Selective Estrogen Receptor Modulator (SERM) 

cGMP API - Type II DMF in preparation

Oral Product - Phase 1 clinical study (partner)

 

Z-endoxifen is the z (cis-) stereoisomer of endoxifen with potential antineoplastic activity. Endoxifen, also known as N-desmethyl-4-hydroxytamoxifen, is under development for estrogen receptor-positive breast cancer. Endoxifen is a nonsteroidal selective estrogen receptor modulator (SERM) of the triphenylethylene group. Endoxifen competitively inhibits the binding of estradiol to estrogen receptors, thereby preventing the receptor from binding to the estrogen-response element on DNA and thus reducing DNA synthesis. It is an active metabolite of tamoxifen and has been found to be effective in patients that have failed previous hormonal therapies (tamoxifen, aromatase inhibitors, and fulvestrant).

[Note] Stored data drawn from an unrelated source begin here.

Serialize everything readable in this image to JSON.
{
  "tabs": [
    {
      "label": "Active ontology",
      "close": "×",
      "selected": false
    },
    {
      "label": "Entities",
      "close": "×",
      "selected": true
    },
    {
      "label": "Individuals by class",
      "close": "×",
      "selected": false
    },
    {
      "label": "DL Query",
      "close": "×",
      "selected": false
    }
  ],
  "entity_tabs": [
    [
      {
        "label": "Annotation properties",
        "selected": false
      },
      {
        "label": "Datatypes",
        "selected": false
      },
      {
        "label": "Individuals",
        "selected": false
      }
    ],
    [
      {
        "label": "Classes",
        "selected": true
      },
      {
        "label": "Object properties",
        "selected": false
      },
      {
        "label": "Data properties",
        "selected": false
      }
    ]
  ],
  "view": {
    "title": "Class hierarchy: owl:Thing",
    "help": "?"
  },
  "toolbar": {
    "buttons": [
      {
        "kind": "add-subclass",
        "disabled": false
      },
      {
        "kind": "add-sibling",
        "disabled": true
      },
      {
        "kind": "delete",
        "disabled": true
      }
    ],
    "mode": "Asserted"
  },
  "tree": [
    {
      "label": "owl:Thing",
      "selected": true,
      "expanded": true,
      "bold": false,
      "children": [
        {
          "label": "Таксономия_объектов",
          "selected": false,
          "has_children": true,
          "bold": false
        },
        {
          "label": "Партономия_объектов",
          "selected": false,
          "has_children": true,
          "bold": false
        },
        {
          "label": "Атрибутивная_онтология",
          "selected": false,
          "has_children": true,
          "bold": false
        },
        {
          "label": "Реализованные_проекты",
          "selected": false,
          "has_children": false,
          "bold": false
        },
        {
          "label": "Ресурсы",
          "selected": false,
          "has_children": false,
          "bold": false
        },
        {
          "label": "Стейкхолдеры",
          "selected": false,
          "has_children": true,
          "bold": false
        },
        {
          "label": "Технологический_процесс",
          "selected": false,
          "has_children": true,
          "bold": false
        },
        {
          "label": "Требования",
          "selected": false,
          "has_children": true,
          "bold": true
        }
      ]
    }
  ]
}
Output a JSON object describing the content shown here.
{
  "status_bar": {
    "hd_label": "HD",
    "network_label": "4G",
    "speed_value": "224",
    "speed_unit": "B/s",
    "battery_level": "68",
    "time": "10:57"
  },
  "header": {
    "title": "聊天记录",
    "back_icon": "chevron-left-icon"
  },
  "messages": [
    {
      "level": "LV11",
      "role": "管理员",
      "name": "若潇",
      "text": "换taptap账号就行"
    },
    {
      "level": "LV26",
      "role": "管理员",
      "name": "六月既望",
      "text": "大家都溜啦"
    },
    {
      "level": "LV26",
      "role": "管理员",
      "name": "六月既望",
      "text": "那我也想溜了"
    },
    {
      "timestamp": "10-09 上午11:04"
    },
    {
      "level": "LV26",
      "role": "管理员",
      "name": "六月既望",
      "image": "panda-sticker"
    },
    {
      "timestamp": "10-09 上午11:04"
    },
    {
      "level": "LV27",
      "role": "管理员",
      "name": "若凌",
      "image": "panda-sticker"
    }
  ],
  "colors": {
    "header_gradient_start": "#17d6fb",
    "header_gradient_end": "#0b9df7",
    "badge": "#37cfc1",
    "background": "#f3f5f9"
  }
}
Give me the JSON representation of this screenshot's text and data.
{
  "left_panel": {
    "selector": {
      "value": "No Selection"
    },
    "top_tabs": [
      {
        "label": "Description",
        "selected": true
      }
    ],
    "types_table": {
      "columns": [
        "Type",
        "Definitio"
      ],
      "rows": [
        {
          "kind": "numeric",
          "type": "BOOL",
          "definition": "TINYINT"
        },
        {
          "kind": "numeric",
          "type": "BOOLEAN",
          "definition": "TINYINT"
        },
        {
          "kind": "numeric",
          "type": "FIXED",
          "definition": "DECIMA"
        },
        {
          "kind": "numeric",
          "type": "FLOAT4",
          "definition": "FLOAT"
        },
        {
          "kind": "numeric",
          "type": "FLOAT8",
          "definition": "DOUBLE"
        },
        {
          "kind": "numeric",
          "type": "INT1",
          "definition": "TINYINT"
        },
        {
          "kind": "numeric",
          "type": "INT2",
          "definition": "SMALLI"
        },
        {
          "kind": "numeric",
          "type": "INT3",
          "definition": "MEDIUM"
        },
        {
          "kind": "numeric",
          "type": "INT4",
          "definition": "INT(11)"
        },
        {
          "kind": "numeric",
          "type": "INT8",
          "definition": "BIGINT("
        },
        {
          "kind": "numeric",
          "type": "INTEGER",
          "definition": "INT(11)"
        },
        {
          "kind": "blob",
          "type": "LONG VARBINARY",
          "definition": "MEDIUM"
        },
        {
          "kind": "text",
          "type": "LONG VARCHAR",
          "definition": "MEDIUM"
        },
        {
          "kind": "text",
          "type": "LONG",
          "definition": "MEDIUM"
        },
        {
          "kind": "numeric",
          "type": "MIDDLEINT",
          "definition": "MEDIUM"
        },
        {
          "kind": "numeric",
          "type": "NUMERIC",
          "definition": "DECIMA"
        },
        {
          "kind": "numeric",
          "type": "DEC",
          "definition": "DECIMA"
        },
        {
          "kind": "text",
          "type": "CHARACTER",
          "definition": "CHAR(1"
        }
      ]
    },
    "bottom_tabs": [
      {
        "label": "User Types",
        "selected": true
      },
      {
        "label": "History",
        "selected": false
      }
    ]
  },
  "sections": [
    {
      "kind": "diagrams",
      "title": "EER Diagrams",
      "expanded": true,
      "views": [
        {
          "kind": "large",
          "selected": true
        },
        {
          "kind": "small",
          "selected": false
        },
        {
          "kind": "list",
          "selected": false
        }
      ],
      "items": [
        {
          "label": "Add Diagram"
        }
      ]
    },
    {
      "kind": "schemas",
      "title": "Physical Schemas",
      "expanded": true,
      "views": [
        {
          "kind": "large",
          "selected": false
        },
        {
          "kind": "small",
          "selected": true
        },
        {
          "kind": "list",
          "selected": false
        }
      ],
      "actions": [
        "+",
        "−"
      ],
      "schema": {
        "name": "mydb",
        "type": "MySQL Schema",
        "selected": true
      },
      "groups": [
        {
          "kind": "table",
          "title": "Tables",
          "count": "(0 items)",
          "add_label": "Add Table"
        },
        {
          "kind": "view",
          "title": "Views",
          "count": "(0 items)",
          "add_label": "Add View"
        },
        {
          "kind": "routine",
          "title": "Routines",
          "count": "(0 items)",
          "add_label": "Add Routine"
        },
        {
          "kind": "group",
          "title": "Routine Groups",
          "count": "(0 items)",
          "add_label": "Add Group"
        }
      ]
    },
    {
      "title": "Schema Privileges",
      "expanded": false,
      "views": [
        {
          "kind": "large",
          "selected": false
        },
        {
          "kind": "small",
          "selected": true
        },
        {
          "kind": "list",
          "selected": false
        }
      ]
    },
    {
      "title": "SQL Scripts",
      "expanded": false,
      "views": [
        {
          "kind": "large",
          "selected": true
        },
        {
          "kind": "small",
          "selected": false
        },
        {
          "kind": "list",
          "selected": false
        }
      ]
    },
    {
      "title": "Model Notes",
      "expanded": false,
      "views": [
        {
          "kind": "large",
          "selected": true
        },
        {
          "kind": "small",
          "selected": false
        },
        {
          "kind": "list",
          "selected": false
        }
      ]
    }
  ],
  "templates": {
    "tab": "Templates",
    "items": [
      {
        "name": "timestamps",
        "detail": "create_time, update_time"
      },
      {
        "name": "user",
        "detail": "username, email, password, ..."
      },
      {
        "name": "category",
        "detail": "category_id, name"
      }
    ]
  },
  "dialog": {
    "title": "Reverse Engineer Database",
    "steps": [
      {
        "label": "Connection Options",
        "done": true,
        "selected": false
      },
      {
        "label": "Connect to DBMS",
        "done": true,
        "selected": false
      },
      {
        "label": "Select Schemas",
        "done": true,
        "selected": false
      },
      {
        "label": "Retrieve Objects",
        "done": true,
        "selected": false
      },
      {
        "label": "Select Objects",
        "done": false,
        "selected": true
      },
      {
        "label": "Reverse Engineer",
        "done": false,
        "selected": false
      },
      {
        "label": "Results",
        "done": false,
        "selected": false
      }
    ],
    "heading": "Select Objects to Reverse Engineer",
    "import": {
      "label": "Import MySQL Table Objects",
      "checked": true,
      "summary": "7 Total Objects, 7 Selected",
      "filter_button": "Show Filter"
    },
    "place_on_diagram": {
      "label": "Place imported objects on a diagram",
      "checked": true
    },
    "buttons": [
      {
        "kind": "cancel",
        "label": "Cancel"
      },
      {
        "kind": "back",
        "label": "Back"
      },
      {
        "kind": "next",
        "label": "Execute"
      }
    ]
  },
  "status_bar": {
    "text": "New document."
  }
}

The prodrug tamoxifen is metabolized by the CYP2D6 enzyme to produce afimoxifene (4-hydroxytamoxifen) and endoxifen. Unlike tamoxifen, however, which relies on CYP2D6 activity for its conversion to the active metabolite endoxifen, the direct administration of endoxifen bypasses the CYP2D6 route. As CYP2D6 activity can vary widely among individuals due to genetic CYP2D6 polymorphisms, endoxifen is therefore theoretically more potent and more uniform in its bioavailability across patient populations. Nanopharmaceutics is supporting the CMC package for a partner and a Type II DMF is in preparation for submission to the FDA.